Molecular nanotechnology is the ability to build a device with "every atom in its specified place"1. Some envision that molecular manufacturing will be here within 20 years. A nano-factory can be the size of a table top. Products will be more powerful and use less energy due to its size1.
"Declaring that "nanotechnology has the potential for unintended consequences, which is precisely why we can't allow the societal implications to be an afterthought," National Science Foundation Director Rita Colewell announced two new grants have been awarded that are worth more than one million each"2. These grants are for studies on the impact on society. The grant recipients will be studying things like impacts of manufactured material on our health and the environment.
On the medical side, nanotechnology will be able to "monitor, repair, construct and control the human biological system at the molecular level" 3. This won't be possible, however, until the machines and robots are developed. This is being actively pursued by a number of different companies. One is the Institute for Molecular manufacturing. They are a nonprofit foundation that researches nanotechnology4.
One use of nanotechnology that is in use today is a product called SoilSET. According to one report5 Sequoia Pacific Research Company has developed a soil binder that is a mixture of organic and biodegradable concentrate.
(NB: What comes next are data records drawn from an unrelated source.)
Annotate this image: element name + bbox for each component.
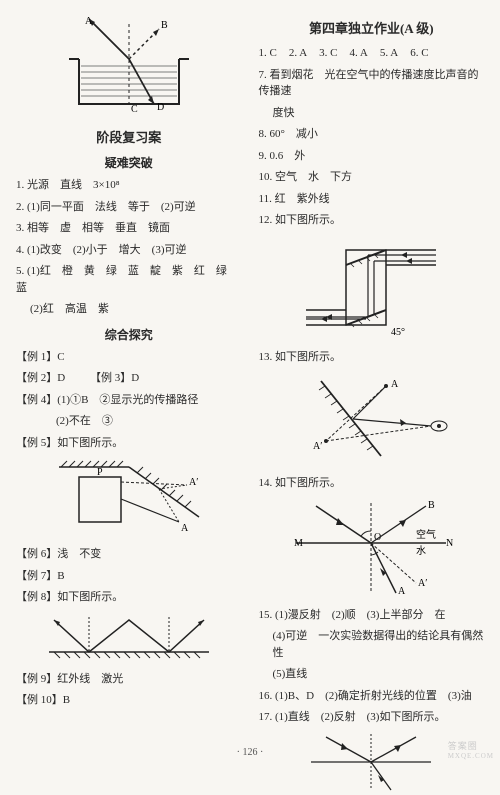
label-A: A	[85, 16, 93, 27]
example-2: 【例 2】D	[16, 372, 65, 384]
label-water: 水	[416, 545, 426, 557]
figure-12: 45°	[258, 235, 484, 343]
answer-4: 4. (1)改变 (2)小于 增大 (3)可逆	[16, 242, 242, 259]
label-Aprime-fig14: A′	[418, 578, 427, 589]
example-10: 【例 10】B	[16, 692, 242, 709]
answer-5a: 5. (1)红 橙 黄 绿 蓝 靛 紫 红 绿 蓝	[16, 263, 242, 296]
label-B: B	[428, 500, 435, 511]
mc-1: 1. C	[258, 45, 276, 62]
multiple-choice-row: 1. C 2. A 3. C 4. A 5. A 6. C	[258, 45, 484, 62]
label-N: N	[446, 538, 453, 549]
answer-7a: 7. 看到烟花 光在空气中的传播速度比声音的传播速	[258, 67, 484, 100]
example-8: 【例 8】如下图所示。	[16, 589, 242, 606]
answer-1: 1. 光源 直线 3×10⁸	[16, 177, 242, 194]
section-title-review: 阶段复习案	[16, 127, 242, 146]
example-9: 【例 9】红外线 激光	[16, 671, 242, 688]
example-4a: 【例 4】(1)①B ②显示光的传播路径	[16, 392, 242, 409]
answer-3: 3. 相等 虚 相等 垂直 镜面	[16, 220, 242, 237]
subsection-difficulties: 疑难突破	[16, 154, 242, 171]
answer-17: 17. (1)直线 (2)反射 (3)如下图所示。	[258, 709, 484, 726]
watermark-line2: MXQE.COM	[448, 752, 494, 760]
label-C: C	[131, 104, 138, 114]
answer-13: 13. 如下图所示。	[258, 349, 484, 366]
answer-15b: (4)可逆 一次实验数据得出的结论具有偶然性	[258, 628, 484, 661]
label-A-fig13: A	[391, 379, 399, 390]
example-2-3: 【例 2】D 【例 3】D	[16, 370, 242, 387]
mc-5: 5. A	[380, 45, 398, 62]
answer-9: 9. 0.6 外	[258, 148, 484, 165]
chapter-title: 第四章独立作业(A 级)	[258, 18, 484, 37]
figure-13: A A′	[258, 371, 484, 469]
figure-example-5: P A A′	[16, 457, 242, 540]
label-Aprime-fig13: A′	[313, 441, 322, 452]
figure-example-8	[16, 612, 242, 665]
answer-5b: (2)红 高温 紫	[16, 301, 242, 318]
example-1: 【例 1】C	[16, 349, 242, 366]
right-column: 第四章独立作业(A 级) 1. C 2. A 3. C 4. A 5. A 6.…	[252, 8, 490, 740]
label-A-fig2: A	[181, 523, 189, 534]
subsection-inquiry: 综合探究	[16, 326, 242, 343]
label-air: 空气	[416, 528, 436, 541]
label-45: 45°	[391, 327, 405, 338]
mc-3: 3. C	[319, 45, 337, 62]
answer-11: 11. 红 紫外线	[258, 191, 484, 208]
page-number: · 126 ·	[0, 747, 500, 758]
answer-14: 14. 如下图所示。	[258, 475, 484, 492]
watermark-line1: 答案圈	[448, 739, 494, 752]
example-4b: (2)不在 ③	[16, 413, 242, 430]
answer-15c: (5)直线	[258, 666, 484, 683]
label-B: B	[161, 20, 168, 31]
answer-15a: 15. (1)漫反射 (2)顺 (3)上半部分 在	[258, 607, 484, 624]
mc-6: 6. C	[410, 45, 428, 62]
left-column: A B C D 阶段复习案 疑难突破 1. 光源 直线 3×10⁸ 2. (1)…	[10, 8, 248, 740]
example-3: 【例 3】D	[90, 372, 139, 384]
example-7: 【例 7】B	[16, 568, 242, 585]
answer-8: 8. 60° 减小	[258, 126, 484, 143]
figure-refraction-top: A B C D	[16, 14, 242, 117]
example-6: 【例 6】浅 不变	[16, 546, 242, 563]
answer-10: 10. 空气 水 下方	[258, 169, 484, 186]
label-A-fig14: A	[398, 586, 406, 597]
watermark: 答案圈 MXQE.COM	[448, 739, 494, 760]
column-divider	[250, 8, 251, 740]
answer-12: 12. 如下图所示。	[258, 212, 484, 229]
figure-14: M N 空气 水 O B A A′	[258, 498, 484, 601]
mc-2: 2. A	[289, 45, 307, 62]
label-D: D	[157, 102, 164, 113]
answer-7b: 度快	[258, 105, 484, 122]
label-Aprime-fig2: A′	[189, 477, 198, 488]
answer-16: 16. (1)B、D (2)确定折射光线的位置 (3)油	[258, 688, 484, 705]
label-M: M	[294, 538, 303, 549]
label-P: P	[97, 467, 103, 478]
answer-2: 2. (1)同一平面 法线 等于 (2)可逆	[16, 199, 242, 216]
example-5: 【例 5】如下图所示。	[16, 435, 242, 452]
mc-4: 4. A	[350, 45, 368, 62]
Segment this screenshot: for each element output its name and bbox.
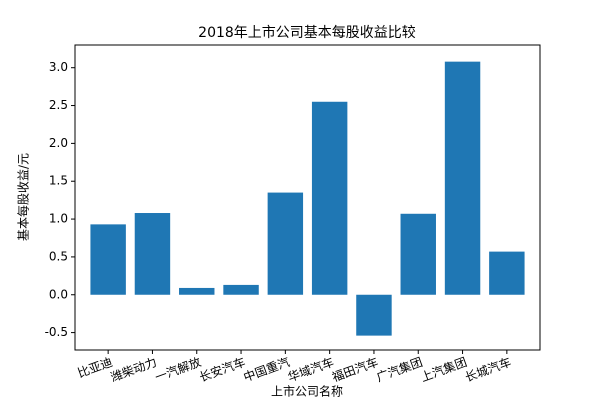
x-tick-label: 上汽集团	[419, 354, 469, 385]
y-tick-label: -0.5	[45, 325, 68, 339]
x-tick-label: 潍柴动力	[109, 355, 159, 385]
x-tick-label: 比亚迪	[76, 355, 115, 380]
y-axis-label: 基本每股收益/元	[16, 153, 31, 241]
y-tick-label: 0.5	[49, 249, 68, 263]
bar	[223, 284, 259, 295]
y-tick-label: 1.5	[49, 174, 68, 188]
bar	[356, 294, 392, 336]
x-tick-label: 长安汽车	[197, 354, 247, 385]
bar	[134, 213, 171, 295]
x-tick-label: 华域汽车	[286, 354, 336, 385]
chart-title: 2018年上市公司基本每股收益比较	[198, 24, 416, 41]
bar	[311, 101, 348, 295]
x-axis-label: 上市公司名称	[271, 384, 343, 399]
y-tick-label: 2.5	[49, 98, 68, 112]
y-tick-label: 2.0	[49, 136, 68, 150]
bar	[267, 192, 304, 295]
y-tick-label: 0.0	[49, 287, 68, 301]
y-tick-label: 1.0	[49, 212, 68, 226]
x-tick-label: 长城汽车	[463, 354, 513, 385]
x-tick-label: 福田汽车	[330, 354, 380, 385]
x-tick-label: 中国重汽	[241, 354, 291, 385]
x-tick-label: 一汽解放	[153, 354, 203, 385]
x-tick-label: 广汽集团	[374, 354, 424, 385]
bar	[400, 213, 436, 295]
bar	[90, 224, 126, 295]
bar	[444, 61, 481, 295]
y-tick-label: 3.0	[49, 60, 68, 74]
plot-frame	[74, 44, 541, 351]
bar	[179, 287, 215, 295]
bar	[489, 251, 525, 295]
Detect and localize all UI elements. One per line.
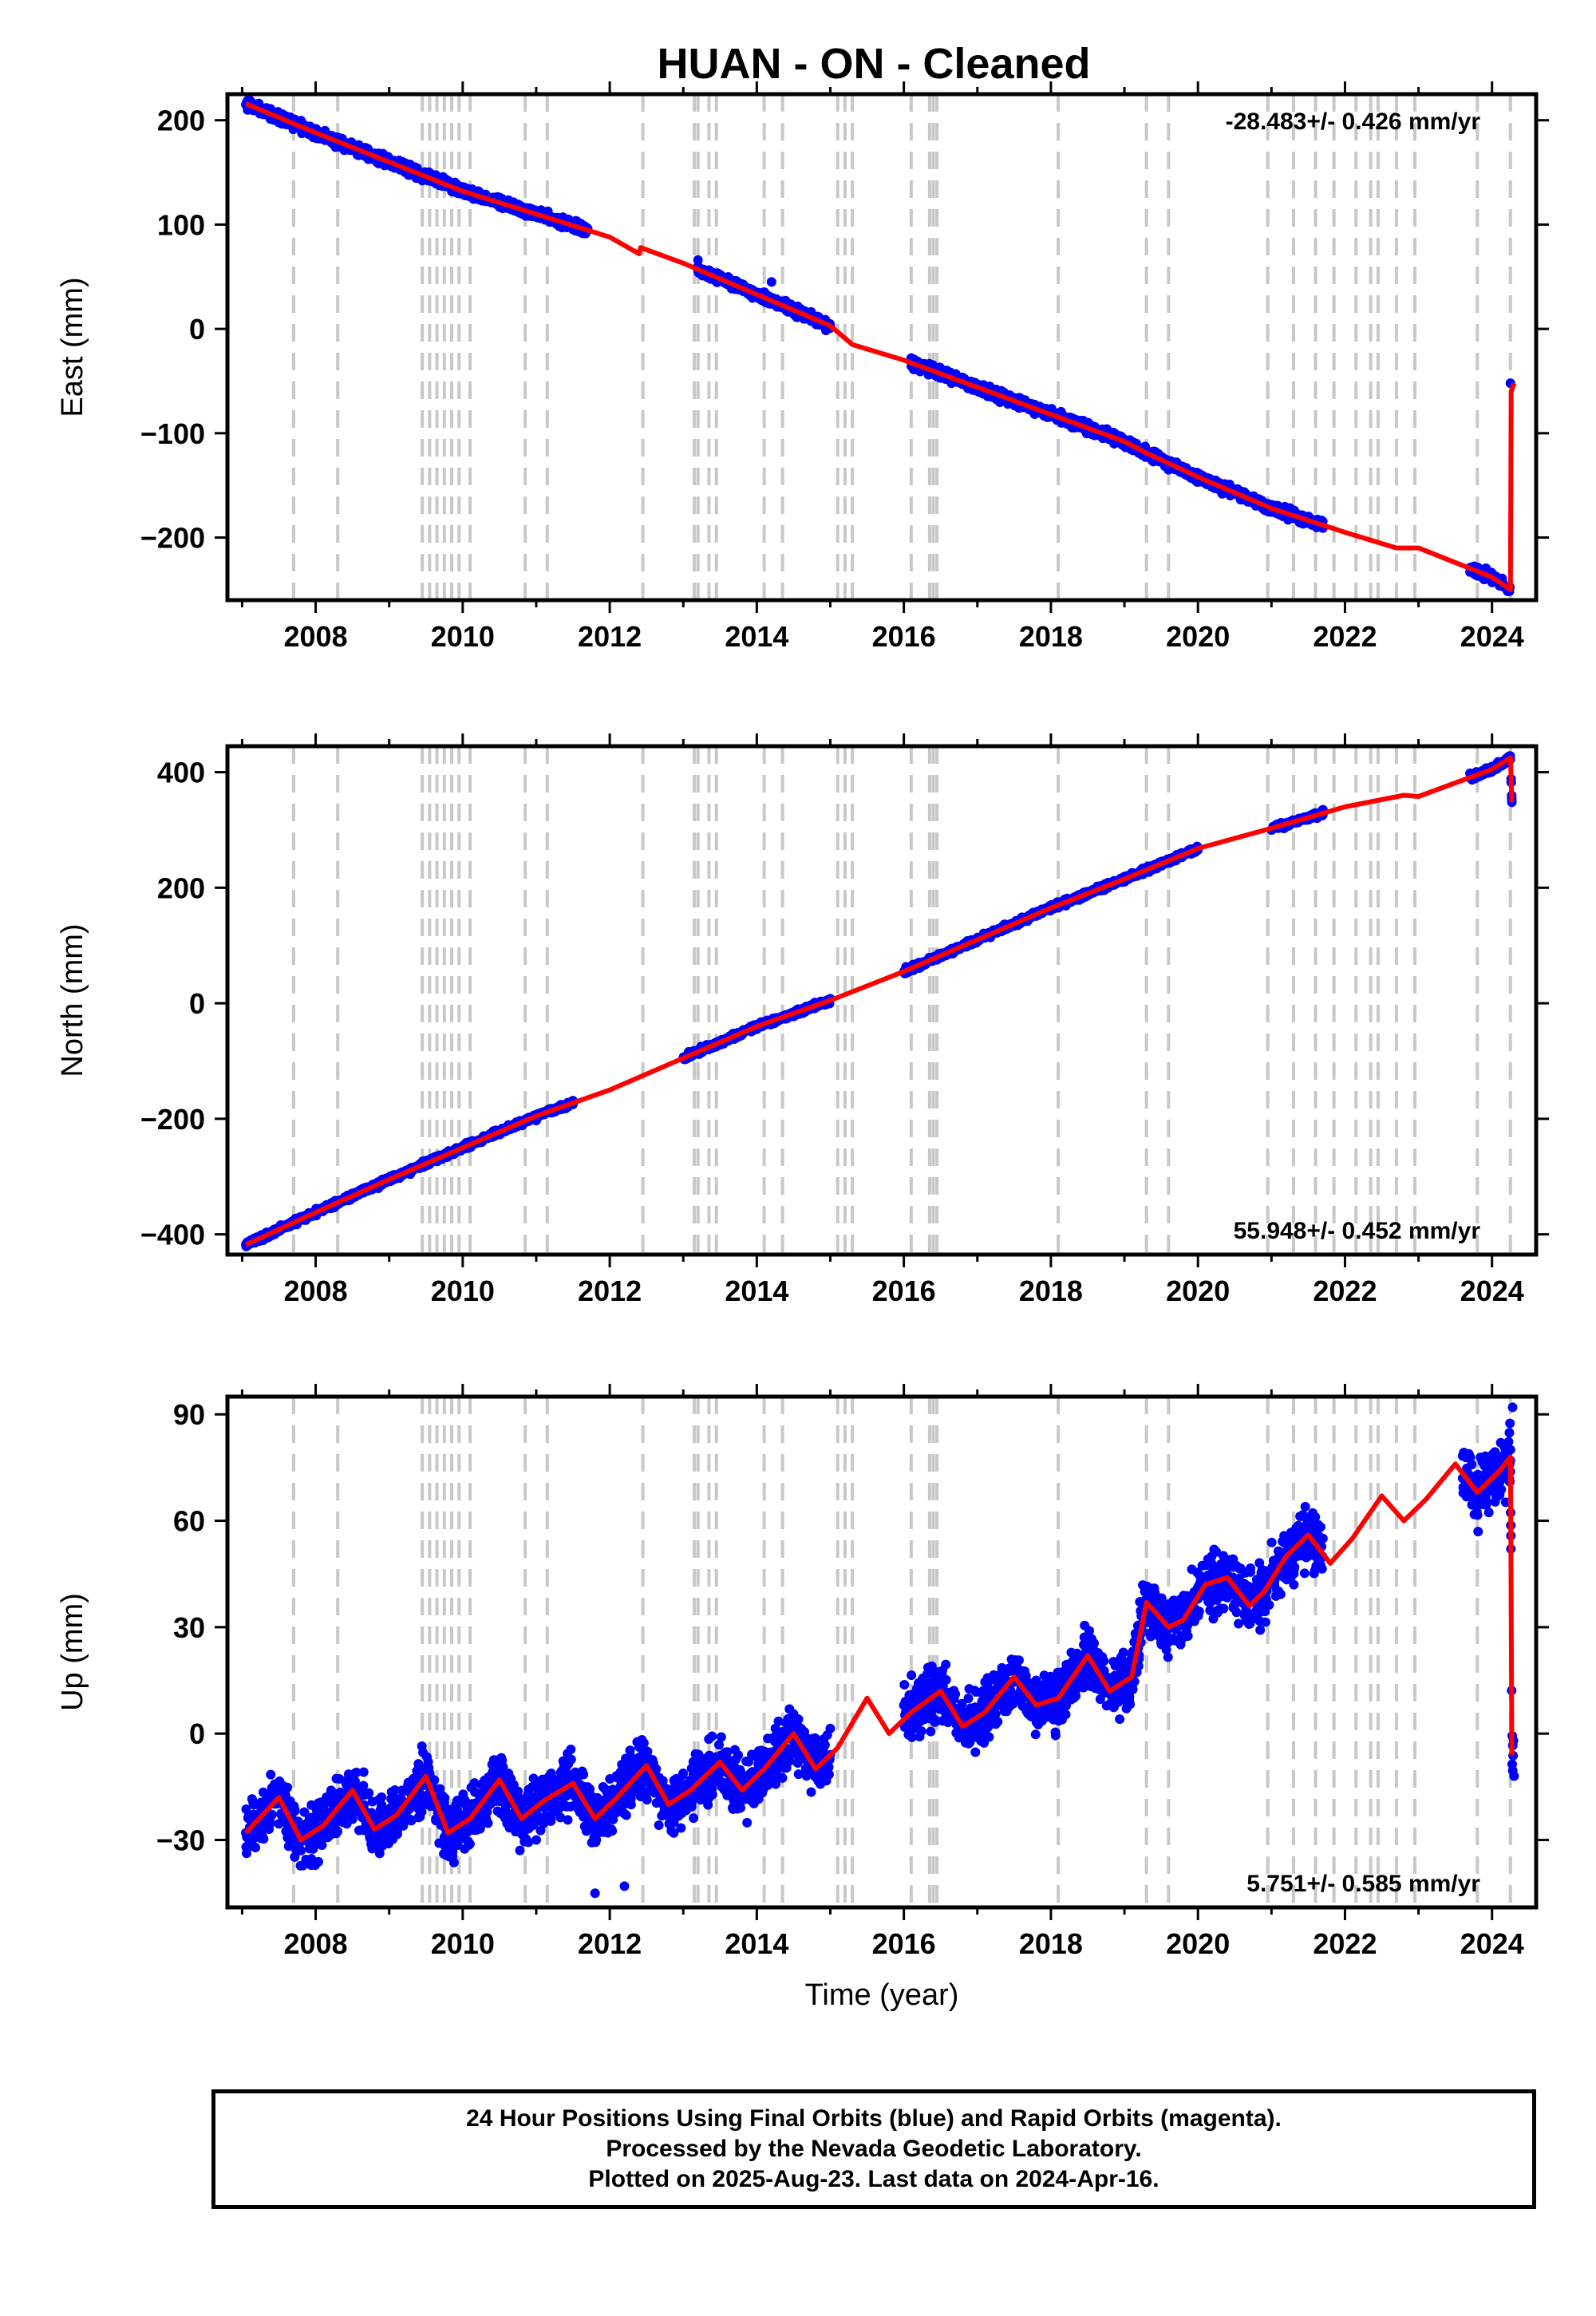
east-y-tick-label: 0 bbox=[189, 313, 205, 346]
figure-title: HUAN - ON - Cleaned bbox=[657, 40, 1090, 88]
east-x-tick-label: 2012 bbox=[578, 620, 642, 653]
east-model-fit-line bbox=[244, 101, 1517, 592]
east-x-tick-label: 2024 bbox=[1460, 620, 1524, 653]
east-x-tick-label: 2008 bbox=[284, 620, 348, 653]
east-x-tick-label: 2010 bbox=[431, 620, 495, 653]
north-panel: 2008 2010 2012 2014 2016 2018 2020 2022 2024−400… bbox=[56, 733, 1549, 1307]
east-data-point bbox=[766, 277, 776, 287]
east-panel: 2008 2010 2012 2014 2016 2018 2020 2022 2024 −200… bbox=[56, 81, 1549, 653]
east-y-tick-label: 200 bbox=[157, 105, 205, 137]
east-y-tick-label: 100 bbox=[157, 208, 205, 241]
east-x-tick-label: 2020 bbox=[1166, 620, 1230, 653]
east-y-tick-label: −200 bbox=[140, 522, 205, 555]
east-data-point bbox=[927, 360, 938, 370]
east-x-tick-label: 2022 bbox=[1313, 620, 1377, 653]
east-x-tick-label: 2016 bbox=[872, 620, 936, 653]
east-x-tick-label: 2018 bbox=[1019, 620, 1083, 653]
east-y-tick-label: −100 bbox=[140, 417, 205, 450]
east-y-axis-label: East (mm) bbox=[56, 277, 89, 417]
east-x-tick-label: 2014 bbox=[725, 620, 788, 653]
east-velocity-label: -28.483+/- 0.426 mm/yr bbox=[1226, 109, 1481, 135]
east-plot-frame bbox=[225, 92, 1539, 603]
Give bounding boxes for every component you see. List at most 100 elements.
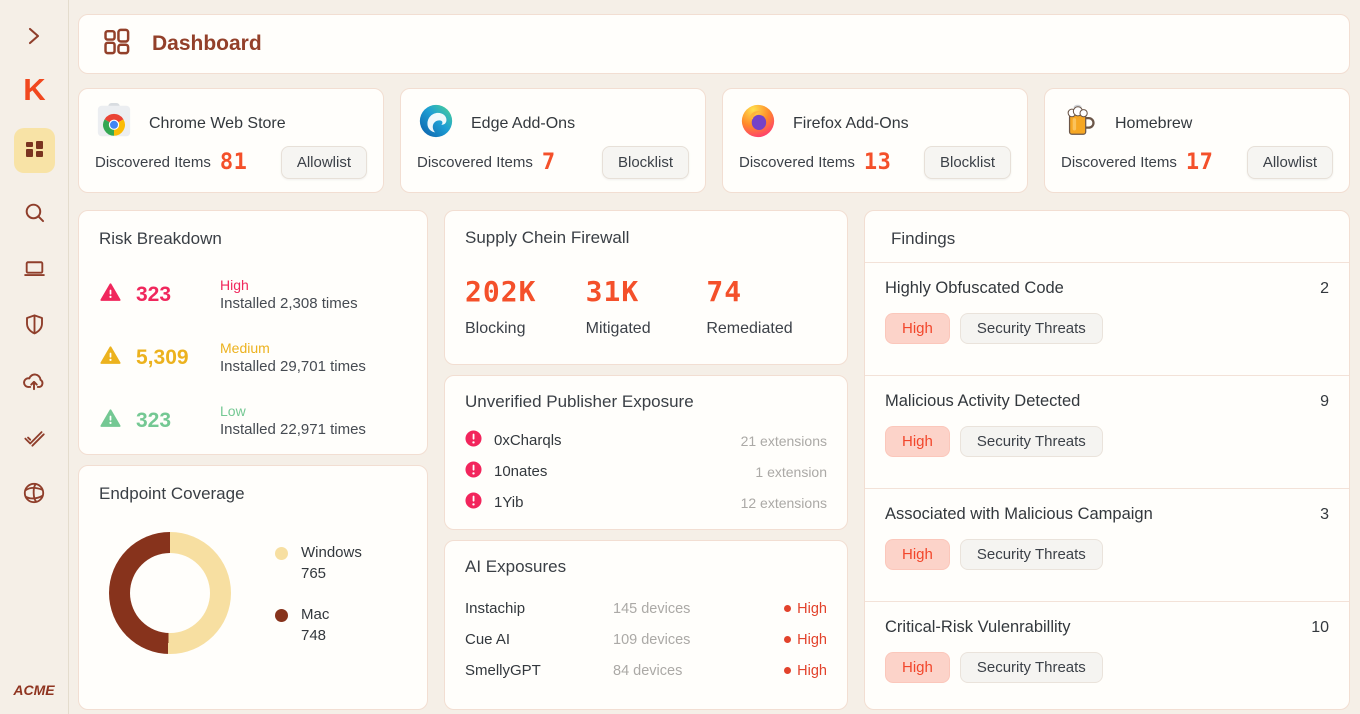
risk-level: Low bbox=[220, 403, 246, 419]
category-badge: Security Threats bbox=[959, 652, 1103, 683]
publisher-extension-count: 12 extensions bbox=[740, 494, 827, 511]
discovered-items-count: 81 bbox=[219, 150, 248, 175]
discovered-items-label: Discovered Items bbox=[95, 154, 211, 171]
discovered-items-count: 13 bbox=[863, 150, 892, 175]
category-badge: Security Threats bbox=[959, 313, 1103, 344]
discovered-items-count: 17 bbox=[1185, 150, 1214, 175]
supply-chain-firewall-card: Supply Chein Firewall 202K Blocking 31K … bbox=[444, 210, 848, 365]
sidebar-item-approvals[interactable] bbox=[12, 423, 56, 453]
card-title: Risk Breakdown bbox=[99, 229, 222, 248]
edge-icon bbox=[417, 102, 455, 145]
publisher-extension-count: 1 extension bbox=[755, 463, 827, 480]
sidebar-item-devices[interactable] bbox=[12, 255, 56, 285]
sidebar-item-network[interactable] bbox=[12, 479, 56, 509]
risk-level: High bbox=[220, 277, 249, 293]
finding-count: 2 bbox=[1320, 280, 1329, 297]
ai-exposure-row[interactable]: Cue AI 109 devices High bbox=[465, 624, 827, 655]
publisher-name: 10nates bbox=[494, 463, 548, 480]
chrome-web-store-icon bbox=[95, 102, 133, 145]
page-title: Dashboard bbox=[152, 32, 262, 55]
warning-triangle-icon bbox=[99, 344, 122, 372]
finding-title: Malicious Activity Detected bbox=[885, 392, 1081, 410]
store-cards: Chrome Web Store Discovered Items 81 All… bbox=[78, 88, 1350, 193]
category-badge: Security Threats bbox=[959, 539, 1103, 570]
finding-row[interactable]: Malicious Activity Detected 9 High Secur… bbox=[865, 375, 1349, 488]
risk-breakdown-card: Risk Breakdown 323 High Installed 2,308 … bbox=[78, 210, 428, 455]
store-name: Homebrew bbox=[1115, 114, 1193, 132]
finding-row[interactable]: Critical-Risk Vulenrabillity 10 High Sec… bbox=[865, 601, 1349, 714]
risk-dot-icon bbox=[784, 667, 792, 674]
sidebar-item-dashboard[interactable] bbox=[13, 128, 55, 173]
cloud-upload-icon bbox=[21, 368, 47, 397]
sidebar: K ACME bbox=[0, 0, 69, 714]
ai-device-count: 145 devices bbox=[613, 600, 691, 617]
finding-row[interactable]: Associated with Malicious Campaign 3 Hig… bbox=[865, 488, 1349, 601]
dashboard-outline-icon bbox=[101, 26, 132, 62]
ai-risk-level: High bbox=[797, 662, 827, 679]
stat-value: 202K bbox=[465, 275, 537, 308]
page-header: Dashboard bbox=[78, 14, 1350, 74]
globe-icon bbox=[21, 480, 47, 509]
windows-legend-dot bbox=[275, 547, 288, 560]
finding-title: Associated with Malicious Campaign bbox=[885, 505, 1153, 523]
warning-triangle-icon bbox=[99, 407, 122, 435]
allowlist-button[interactable]: Allowlist bbox=[1246, 146, 1333, 179]
discovered-items-count: 7 bbox=[541, 150, 556, 175]
ai-exposure-row[interactable]: Instachip 145 devices High bbox=[465, 593, 827, 624]
store-card-chrome: Chrome Web Store Discovered Items 81 All… bbox=[78, 88, 384, 193]
sidebar-expand-button[interactable] bbox=[12, 22, 56, 52]
brand-logo[interactable]: K bbox=[23, 72, 45, 107]
risk-dot-icon bbox=[784, 636, 792, 643]
card-title: Findings bbox=[891, 229, 956, 248]
allowlist-button[interactable]: Allowlist bbox=[280, 146, 367, 179]
severity-badge: High bbox=[885, 426, 950, 457]
main-content: Dashboard Chrome Web Store Discovered It… bbox=[69, 0, 1360, 714]
risk-installed: Installed 22,971 times bbox=[220, 421, 366, 438]
endpoint-coverage-card: Endpoint Coverage Windows 765 Mac 748 bbox=[78, 465, 428, 710]
check-icon bbox=[21, 424, 47, 453]
blocklist-button[interactable]: Blocklist bbox=[601, 146, 689, 179]
ai-app-name: Cue AI bbox=[465, 631, 511, 648]
legend-item-mac: Mac 748 bbox=[275, 606, 362, 644]
store-card-edge: Edge Add-Ons Discovered Items 7 Blocklis… bbox=[400, 88, 706, 193]
laptop-icon bbox=[22, 256, 47, 284]
sidebar-item-cloud-upload[interactable] bbox=[12, 367, 56, 397]
legend-label: Mac bbox=[301, 606, 330, 623]
severity-badge: High bbox=[885, 313, 950, 344]
publisher-row[interactable]: 0xCharqls 21 extensions bbox=[465, 425, 827, 456]
stat-value: 74 bbox=[706, 275, 743, 308]
sidebar-item-security[interactable] bbox=[12, 311, 56, 341]
risk-level: Medium bbox=[220, 340, 270, 356]
sidebar-item-search[interactable] bbox=[12, 199, 56, 229]
card-title: AI Exposures bbox=[465, 557, 567, 576]
legend-value: 765 bbox=[301, 565, 327, 582]
finding-count: 3 bbox=[1320, 506, 1329, 523]
warning-triangle-icon bbox=[99, 281, 122, 309]
finding-title: Critical-Risk Vulenrabillity bbox=[885, 618, 1071, 636]
discovered-items-label: Discovered Items bbox=[739, 154, 855, 171]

This product will bind at the "nanoscale" and stick to soil to help retain water and germinate seeds. It was field tested in 2002 in the Mendocino National Forest. The forest's hydrologist said "the product did its job and prevented erosion before it dissolved in a year's time"6.
Quantum computers differ from what we use today. Today's computers rely on the laws of physics while quantum computers rely on quantum mechanics. Part of the idea of quantum computing is that instead of something being true or false (Boolean) like the processors in use today, it can be both7.